It’s not every day you have the chance to impact a community across the entire state. But for a group of nursing students last spring, it’s more often than most.
In the community and population health nursing class, small groups of students partner with local organizations for service-learning projects. They focus on helping vulnerable populations – such as individuals prone to health complications or facing food insecurity – in a sustainable way.
“This course takes students out of the classroom and into the field, giving them time for reflection while challenging preconceived notions of vulnerable populations,” said Jeannine Suter.
Suter is a clinical assistant professor in the School of Nursing and coordinator for the community and population health nursing lab course. “Working as a team towards a common goal allows nursing students to understand other perspectives while making a difference in their community,” she said.
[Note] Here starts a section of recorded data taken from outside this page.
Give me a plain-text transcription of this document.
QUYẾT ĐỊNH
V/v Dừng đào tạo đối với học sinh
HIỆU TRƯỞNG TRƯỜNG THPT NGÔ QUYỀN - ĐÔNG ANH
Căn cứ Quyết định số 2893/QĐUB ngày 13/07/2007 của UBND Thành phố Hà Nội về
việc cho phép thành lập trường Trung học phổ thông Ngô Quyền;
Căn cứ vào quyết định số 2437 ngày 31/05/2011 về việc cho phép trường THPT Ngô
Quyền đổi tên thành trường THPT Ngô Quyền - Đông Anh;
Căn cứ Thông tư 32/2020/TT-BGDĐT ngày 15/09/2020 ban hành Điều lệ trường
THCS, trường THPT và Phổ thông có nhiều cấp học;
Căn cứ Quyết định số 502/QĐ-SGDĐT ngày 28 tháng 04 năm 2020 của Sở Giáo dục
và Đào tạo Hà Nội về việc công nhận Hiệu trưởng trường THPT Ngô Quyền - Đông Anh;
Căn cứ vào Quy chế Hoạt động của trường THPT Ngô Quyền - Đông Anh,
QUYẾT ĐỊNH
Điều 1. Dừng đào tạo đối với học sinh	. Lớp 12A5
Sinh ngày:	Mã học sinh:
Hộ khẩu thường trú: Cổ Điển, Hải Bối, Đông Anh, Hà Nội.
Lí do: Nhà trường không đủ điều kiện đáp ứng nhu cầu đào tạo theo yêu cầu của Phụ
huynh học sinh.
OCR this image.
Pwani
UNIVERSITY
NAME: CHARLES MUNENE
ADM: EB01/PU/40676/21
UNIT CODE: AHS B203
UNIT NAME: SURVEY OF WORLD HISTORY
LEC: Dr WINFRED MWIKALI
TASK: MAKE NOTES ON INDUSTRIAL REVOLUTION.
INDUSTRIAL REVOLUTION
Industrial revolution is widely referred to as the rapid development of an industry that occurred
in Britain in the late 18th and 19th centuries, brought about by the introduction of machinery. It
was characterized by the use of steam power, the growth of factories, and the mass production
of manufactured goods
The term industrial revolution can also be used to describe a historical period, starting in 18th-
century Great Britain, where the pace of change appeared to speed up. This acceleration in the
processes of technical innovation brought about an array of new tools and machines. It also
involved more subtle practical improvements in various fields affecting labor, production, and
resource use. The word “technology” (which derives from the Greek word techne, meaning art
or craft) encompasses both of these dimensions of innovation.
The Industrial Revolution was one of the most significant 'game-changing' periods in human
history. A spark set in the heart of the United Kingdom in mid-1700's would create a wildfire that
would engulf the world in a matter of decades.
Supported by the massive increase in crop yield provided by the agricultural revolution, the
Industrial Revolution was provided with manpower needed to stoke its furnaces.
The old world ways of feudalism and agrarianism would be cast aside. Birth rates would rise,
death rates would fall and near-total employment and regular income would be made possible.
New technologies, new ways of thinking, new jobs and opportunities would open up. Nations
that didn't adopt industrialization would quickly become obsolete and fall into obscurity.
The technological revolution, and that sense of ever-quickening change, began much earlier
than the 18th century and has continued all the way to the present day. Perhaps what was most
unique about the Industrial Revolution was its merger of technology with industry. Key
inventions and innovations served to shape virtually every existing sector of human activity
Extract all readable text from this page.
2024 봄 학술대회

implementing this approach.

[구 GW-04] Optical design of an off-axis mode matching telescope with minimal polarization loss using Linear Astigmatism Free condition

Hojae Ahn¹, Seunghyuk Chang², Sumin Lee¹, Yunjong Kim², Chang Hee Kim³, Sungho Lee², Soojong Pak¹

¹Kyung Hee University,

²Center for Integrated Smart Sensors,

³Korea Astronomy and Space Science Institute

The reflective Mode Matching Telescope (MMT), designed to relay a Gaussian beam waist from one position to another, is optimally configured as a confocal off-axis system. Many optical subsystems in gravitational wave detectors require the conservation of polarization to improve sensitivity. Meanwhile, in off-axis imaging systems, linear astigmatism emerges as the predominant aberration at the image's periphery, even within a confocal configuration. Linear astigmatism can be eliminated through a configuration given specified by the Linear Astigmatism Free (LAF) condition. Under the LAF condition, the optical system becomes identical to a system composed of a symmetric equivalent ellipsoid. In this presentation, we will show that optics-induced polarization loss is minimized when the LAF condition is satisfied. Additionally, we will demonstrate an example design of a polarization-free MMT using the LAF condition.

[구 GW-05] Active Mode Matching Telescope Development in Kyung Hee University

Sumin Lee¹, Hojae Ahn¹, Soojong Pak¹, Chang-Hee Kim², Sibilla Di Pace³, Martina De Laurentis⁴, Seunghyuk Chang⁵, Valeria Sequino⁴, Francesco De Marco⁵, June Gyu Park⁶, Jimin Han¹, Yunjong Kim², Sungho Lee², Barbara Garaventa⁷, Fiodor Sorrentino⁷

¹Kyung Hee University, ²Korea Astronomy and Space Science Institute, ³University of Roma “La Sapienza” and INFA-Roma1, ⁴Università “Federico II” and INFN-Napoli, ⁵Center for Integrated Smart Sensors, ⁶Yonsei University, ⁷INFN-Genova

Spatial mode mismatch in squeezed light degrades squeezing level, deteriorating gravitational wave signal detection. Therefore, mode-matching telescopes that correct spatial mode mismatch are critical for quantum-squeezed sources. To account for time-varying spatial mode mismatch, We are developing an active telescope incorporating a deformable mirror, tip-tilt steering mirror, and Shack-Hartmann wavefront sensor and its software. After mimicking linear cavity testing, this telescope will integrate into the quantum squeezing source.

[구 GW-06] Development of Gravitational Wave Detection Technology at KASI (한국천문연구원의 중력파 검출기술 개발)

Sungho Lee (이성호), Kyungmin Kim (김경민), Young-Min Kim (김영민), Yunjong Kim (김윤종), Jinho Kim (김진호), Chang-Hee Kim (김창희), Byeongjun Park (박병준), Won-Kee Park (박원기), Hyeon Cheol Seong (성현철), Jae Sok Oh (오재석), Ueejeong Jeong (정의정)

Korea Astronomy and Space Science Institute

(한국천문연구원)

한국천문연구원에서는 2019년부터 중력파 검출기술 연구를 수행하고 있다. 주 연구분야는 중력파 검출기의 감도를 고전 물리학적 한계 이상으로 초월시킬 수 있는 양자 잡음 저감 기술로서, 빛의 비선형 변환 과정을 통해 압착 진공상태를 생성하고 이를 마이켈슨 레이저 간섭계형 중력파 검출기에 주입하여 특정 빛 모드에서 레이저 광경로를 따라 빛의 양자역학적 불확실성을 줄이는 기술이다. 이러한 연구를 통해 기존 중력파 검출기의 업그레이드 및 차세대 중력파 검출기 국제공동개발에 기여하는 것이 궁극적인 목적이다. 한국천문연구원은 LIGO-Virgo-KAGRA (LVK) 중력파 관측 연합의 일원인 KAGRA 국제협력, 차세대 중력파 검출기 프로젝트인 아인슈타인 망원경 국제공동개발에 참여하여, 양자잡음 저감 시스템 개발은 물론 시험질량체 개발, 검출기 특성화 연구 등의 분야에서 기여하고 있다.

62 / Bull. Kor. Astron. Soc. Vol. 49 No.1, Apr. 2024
This past spring, a group of senior nursing students collaborated with Terry Reilly and created a community resource flier. It lists organizations both in the local Boise area and rural Idaho that promote holistic well-being and identify education, preventative screenings and mental health resources for the LGBTQ+ community. Terry Reilly posted the students’ work on their website and promoted it statewide on their social media channels.
“Having nursing students collaborate with communities to impact upstream health behaviors – those positive health behaviors that can prevent chronic health issues – exemplifies the importance of community and population health nursing and its impact on the well-being of all individuals,” Suter said.
Jessica Bohart, a clinical education manager at Terry Reilly and the adjunct clinical instructor for the project, emphasized the significance of the students’ work.
“It’s important so that people understand that there are mental health resources available (at their fingertips), they’re not alone and that community health centers, like Terry Reilly, care about our community’s mental wellbeing,” Bohart said.
Before working with the students, Bohart said she connected with Terry Reilly’s stakeholders “to ensure that both the students and Terry Reilly (and Terry Reilly’s patients) would benefit from their project…and they did.”
“I loved being able to help guide and direct them in a way in which they can learn about their own thoughts and perspectives about mental health and community nursing, as well as others’ (stakeholders, patients, etc.) thoughts and perspectives,” she said.